SAN FRANCISCO (CN) – The Social Security Administration will have to face claims it failed to make work reviews accessible to the mentally and developmentally disabled, a federal judge ruled.
U.S. District Judge Edward Chen refused to dismiss two related cases accusing the SSA of violating Title II and Title XVI of the Rehabilitation Act, finding allegations of emotional distress in the review process sufficient to constitute an injury for purposes of standing.
Work reviews take place after a person has been deemed disabled and granted benefits and are conducted to ensure beneficiaries are not earning above a certain income level, in which case benefits can be terminated, suspended or reduced.
Terrence Davis and “John Doe” claim the SSA does not train claims representatives how to conduct work reviews when the person under review has mental or development disabilities or how to communicate with such people and that the SSA failed to modify its forms to make them understandable to people with such disabilities.

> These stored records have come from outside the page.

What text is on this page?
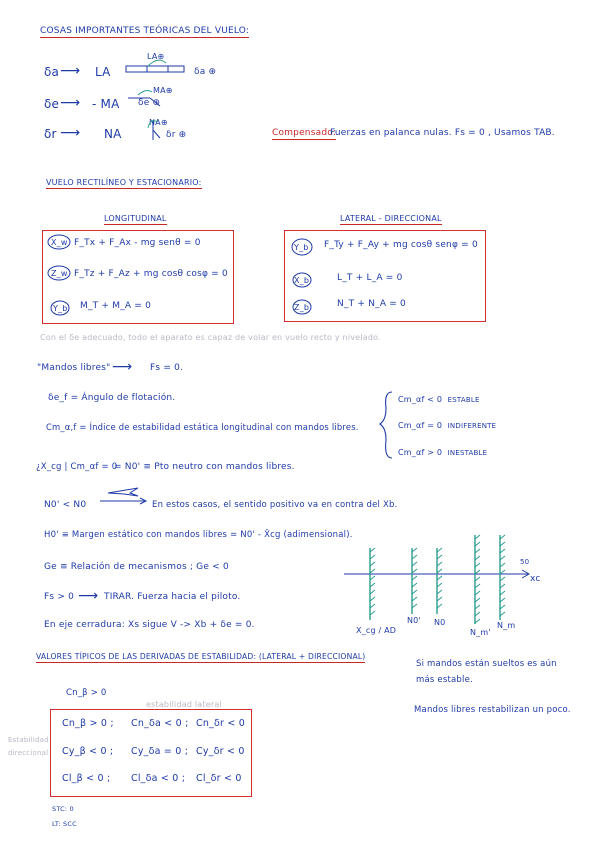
COSAS IMPORTANTES TEÓRICAS DEL VUELO:
δa ⟶ LA	δa ⊕
LA⊕
δe ⟶ - MA δe ⊕
MA⊕
δr ⟶ NA	δr ⊕
NA⊕
Compensado:
Fuerzas en palanca nulas. Fs = 0 , Usamos TAB.
VUELO RECTILÍNEO Y ESTACIONARIO:
LONGITUDINAL	LATERAL - DIRECCIONAL
X_w F_Tx + F_Ax - mg senθ = 0
Z_w F_Tz + F_Az + mg cosθ cosφ = 0
Y_b M_T + M_A = 0
Y_b F_Ty + F_Ay + mg cosθ senφ = 0
X_b	L_T + L_A = 0
Z_b	N_T + N_A = 0
Con el δe adecuado, todo el aparato es capaz de volar en vuelo recto y nivelado.
"Mandos libres" ⟶ Fs = 0.
δe_f = Ángulo de flotación.
Cm_α,f = Índice de estabilidad estática longitudinal con mandos libres.
Cm_αf < 0 ESTABLE
Cm_αf = 0 INDIFERENTE
Cm_αf > 0 INESTABLE
¿X_cg | Cm_αf = 0
= N0' ≡ Pto neutro con mandos libres.
N0' < N0	En estos casos, el sentido positivo va en contra del Xb.
H0' ≡ Margen estático con mandos libres = N0' - X̂cg (adimensional).
Ge ≡ Relación de mecanismos ; Ge < 0
Fs > 0 ⟶ TIRAR. Fuerza hacia el piloto.
En eje cerradura: Xs sigue V -> Xb + δe = 0.
xc
50
X_cg / AD
N0' N0
N_m'
N_m
VALORES TÍPICOS DE LAS DERIVADAS DE ESTABILIDAD: (LATERAL + DIRECCIONAL)
Cn_β > 0
estabilidad lateral
Estabilidad direccional
Cn_β > 0 ; Cn_δa < 0 ; Cn_δr < 0
Cy_β < 0 ; Cy_δa = 0 ; Cy_δr < 0
Cl_β < 0 ; Cl_δa < 0 ; Cl_δr < 0
STC: 0
LT: SCC
Si mandos están sueltos es aún más estable.
Mandos libres restabilizan un poco.
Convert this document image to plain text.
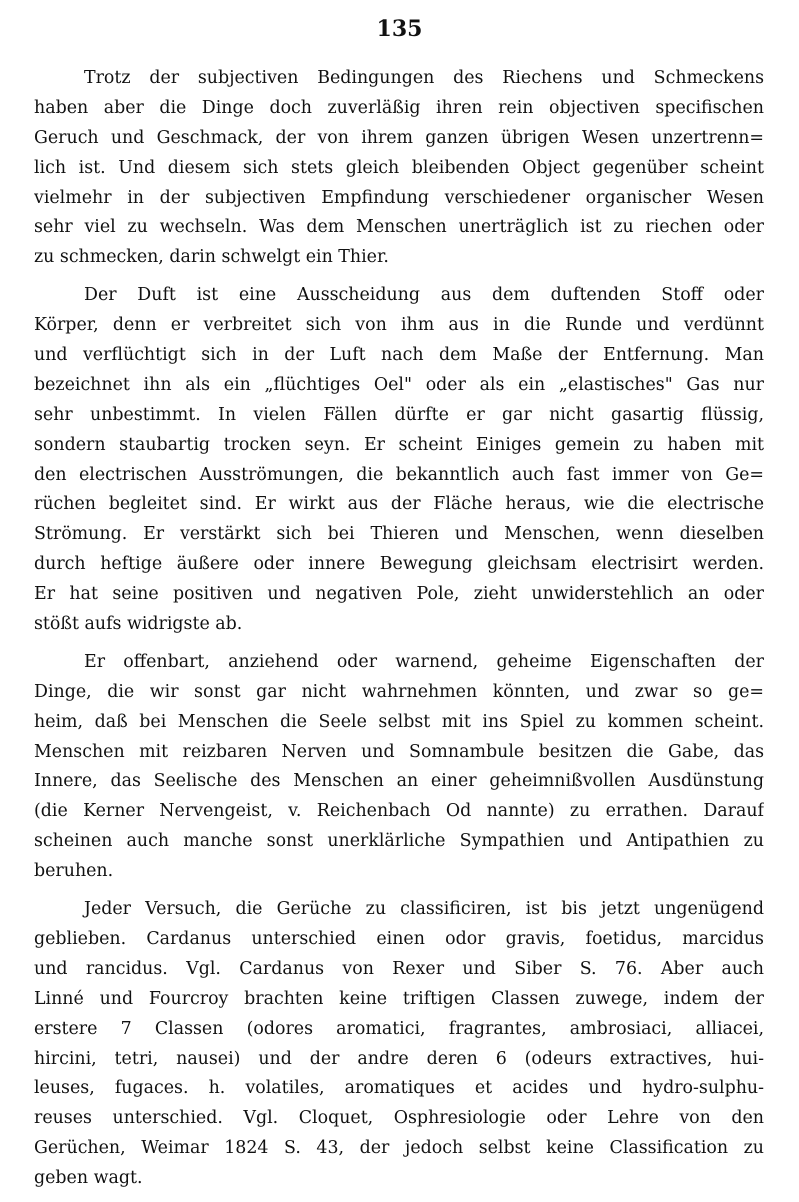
135
Trotz der subjectiven Bedingungen des Riechens und Schmeckens
haben aber die Dinge doch zuverläßig ihren rein objectiven specifischen
Geruch und Geschmack, der von ihrem ganzen übrigen Wesen unzertrenn=
lich ist. Und diesem sich stets gleich bleibenden Object gegenüber scheint
vielmehr in der subjectiven Empfindung verschiedener organischer Wesen
sehr viel zu wechseln. Was dem Menschen unerträglich ist zu riechen oder
zu schmecken, darin schwelgt ein Thier.
Der Duft ist eine Ausscheidung aus dem duftenden Stoff oder
Körper, denn er verbreitet sich von ihm aus in die Runde und verdünnt
und verflüchtigt sich in der Luft nach dem Maße der Entfernung. Man
bezeichnet ihn als ein „flüchtiges Oel" oder als ein „elastisches" Gas nur
sehr unbestimmt. In vielen Fällen dürfte er gar nicht gasartig flüssig,
sondern staubartig trocken seyn. Er scheint Einiges gemein zu haben mit
den electrischen Ausströmungen, die bekanntlich auch fast immer von Ge=
rüchen begleitet sind. Er wirkt aus der Fläche heraus, wie die electrische
Strömung. Er verstärkt sich bei Thieren und Menschen, wenn dieselben
durch heftige äußere oder innere Bewegung gleichsam electrisirt werden.
Er hat seine positiven und negativen Pole, zieht unwiderstehlich an oder
stößt aufs widrigste ab.
Er offenbart, anziehend oder warnend, geheime Eigenschaften der
Dinge, die wir sonst gar nicht wahrnehmen könnten, und zwar so ge=
heim, daß bei Menschen die Seele selbst mit ins Spiel zu kommen scheint.
Menschen mit reizbaren Nerven und Somnambule besitzen die Gabe, das
Innere, das Seelische des Menschen an einer geheimnißvollen Ausdünstung
(die Kerner Nervengeist, v. Reichenbach Od nannte) zu errathen. Darauf
scheinen auch manche sonst unerklärliche Sympathien und Antipathien zu
beruhen.
Jeder Versuch, die Gerüche zu classificiren, ist bis jetzt ungenügend
geblieben. Cardanus unterschied einen odor gravis, foetidus, marcidus
und rancidus. Vgl. Cardanus von Rexer und Siber S. 76. Aber auch
Linné und Fourcroy brachten keine triftigen Classen zuwege, indem der
erstere 7 Classen (odores aromatici, fragrantes, ambrosiaci, alliacei,
hircini, tetri, nausei) und der andre deren 6 (odeurs extractives, hui-
leuses, fugaces. h. volatiles, aromatiques et acides und hydro-sulphu-
reuses unterschied. Vgl. Cloquet, Osphresiologie oder Lehre von den
Gerüchen, Weimar 1824 S. 43, der jedoch selbst keine Classification zu
geben wagt.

In the ruling, Chen noted that other courts have found that emotional distress can constitute an injury in fact for purposes of standing, contrary to what the SSA argued. The SSA also did not take into account that plaintiffs emotional distress “arises from their claimed inability to meaningfully participate in the review process. Thus, ultimately, Plaintiff’s primary injury in fact is the alleged discrimination suffered. Such discrimination can clearly be an injury in fact for purposes of standing.”
The court rejected the SSA’s contention that there is no injury unless plaintiffs suffer a denial of benefits as “meritless,” noting that if “plaintiffs are subject to discrimination in the process and denied equal access as required under the Rehabilitation Act, they have standing to assert a Rehabilitation Act claim.”
The court also found that the SSA’s offer to appoint employees to assist plaintiffs to be in essence a form of temporary or preliminary relief that does not make moot the permanent relief sought by plaintiffs.
Chen found the SSA’s argument that the federal court lacks jurisdiction because its depositions showed plaintiffs claims were really about benefits unpersuasive, ruling that “the fact that plaintiffs did not disavow caring about their benefits does not mean that they do not also care about being able to participate in the SSA work review process. This is because maintaining benefits is intimately tied to participation in the SSA work review process; i.e. without being able to fully participate in the process (e.g. understand the SSA notices), plaintiffs’ benefits are potentially jeopardized.”
Chen also noted that plaintiffs’ disabilities affected their ability to be deposed.
Davis and Doe also might have standing to seek systemic relief. The 9th Circuit has indicated that, “where there is a system-wide injury because of a policy or practice that pervades an institution, than widespread relief is justified to remedy that injury,” according to the ruling.
Ultimately Chen deferred ruling on the issue, finding that the merits phase of the case was not yet ready for adjudication.
Davis originally filed his case in 2006 as a class action but Judge Marilyn Hall Patel rejected his motion for class certification while allowing him to re-file. Davis instead chose to file an amended individual complaint without class allegations. Doe filed his individual complaint a few months later also without class allegations.
Plaintiffs then filed a motion for summary judgment pursuant to request by Patel, who was concerned they would ask for expansive relief that went beyond their claims.
After a hearing in 2010 the parties stipulated to a schedule under which the court would first hear the SSA’s motion for summary judgment on standing and jurisdiction, after which the parties would turn back to plaintiffs’ motion, which would be considered only after additional discovery and briefing.
The SSA filed the current motion for summary judgment in 2011, and shortly thereafter filed a motion to dismiss or stay because it had begun a self-evaluation of its policies.
The case was re-assigned to Chen, who denied the motion to dismiss but granted a limited stay during which he ordered the SSA to produce documents to plaintiffs so they could determine whether the self-evaluation would address their concerns.
Ultimately the court decided to deal with the SSA’s motion for summary judgment despite of the stay.
In addition to denying the SSA’s motion, Chen granted plaintiffs motion to file certain supporting documents under seal as long as they file redacted versions for public viewing. Finally, the court ordered the parties to meet and discuss plaintiffs’ proposal that the court entertain their motion for summary judgment without further discovery or briefing.